Meridian Law Group
September 27th, 2023
Executors, Estate Trustees and the Illegality of “Self-Dealing” Estate Assets
Estate trustees, as fiduciaries, are required to act in the best interests of the estate beneficiaries. While this is a fundamental tenet of estate law, it is essential to reiterate when analyzing the court’s approach to legal principles stemming directly from it. One such principle is the concept of “self-dealing”, or the ability of an estate trustee to purchase estate or trust property for their own personal benefit.
Self-Dealing: Executors & Trustees Cannot Purchase Estate or Trust Assets
For centuries, courts have rejected self-dealing by estate trustees as a general rule. The rationale is premised on the notion that a trustee owes loyalty to the beneficiaries and, therefore, purchasing estate property for the trustee’s benefit inherently places the trustee in a conflict of interest.
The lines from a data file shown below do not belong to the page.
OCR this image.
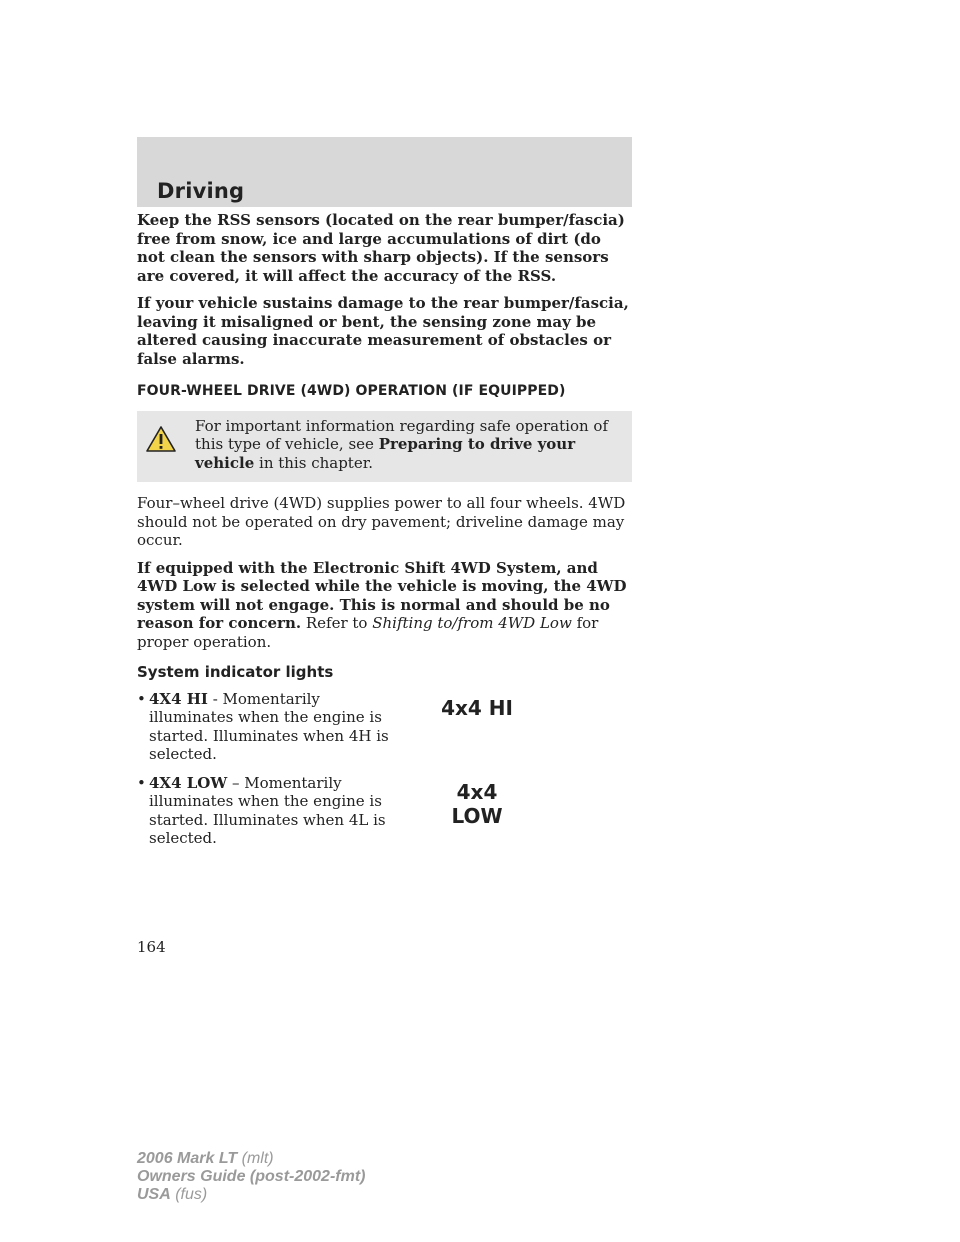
Driving

Keep the RSS sensors (located on the rear bumper/fascia) free from snow, ice and large accumulations of dirt (do not clean the sensors with sharp objects). If the sensors are covered, it will affect the accuracy of the RSS.

If your vehicle sustains damage to the rear bumper/fascia, leaving it misaligned or bent, the sensing zone may be altered causing inaccurate measurement of obstacles or false alarms.

FOUR-WHEEL DRIVE (4WD) OPERATION (IF EQUIPPED)
For important information regarding safe operation of this type of vehicle, see Preparing to drive your vehicle in this chapter.

Four–wheel drive (4WD) supplies power to all four wheels. 4WD should not be operated on dry pavement; driveline damage may occur.

If equipped with the Electronic Shift 4WD System, and 4WD Low is selected while the vehicle is moving, the 4WD system will not engage. This is normal and should be no reason for concern. Refer to Shifting to/from 4WD Low for proper operation.

System indicator lights
• 4X4 HI - Momentarily illuminates when the engine is started. Illuminates when 4H is selected.
4x4 HI
• 4X4 LOW – Momentarily illuminates when the engine is started. Illuminates when 4L is selected.
4x4
LOW
164
2006 Mark LT (mlt)
Owners Guide (post-2002-fmt)
USA (fus)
Exceptions to the Rule Against Self-Dealing
There are two notable exceptions to the rejection of self-dealing:
- Circumstances where the beneficiaries consent to the trustee’s self-dealing (and the beneficiaries have the capacity to consent); or
- The court has approved the self-dealing.
Regarding the second exception, a court may approve self-dealing where a trustee can establish that no other purchaser is forthcoming or seems likely to come forward within a reasonable time period, and the trustee’s offer is favourable and to the advantage of the beneficiaries. This is a very high bar to meet.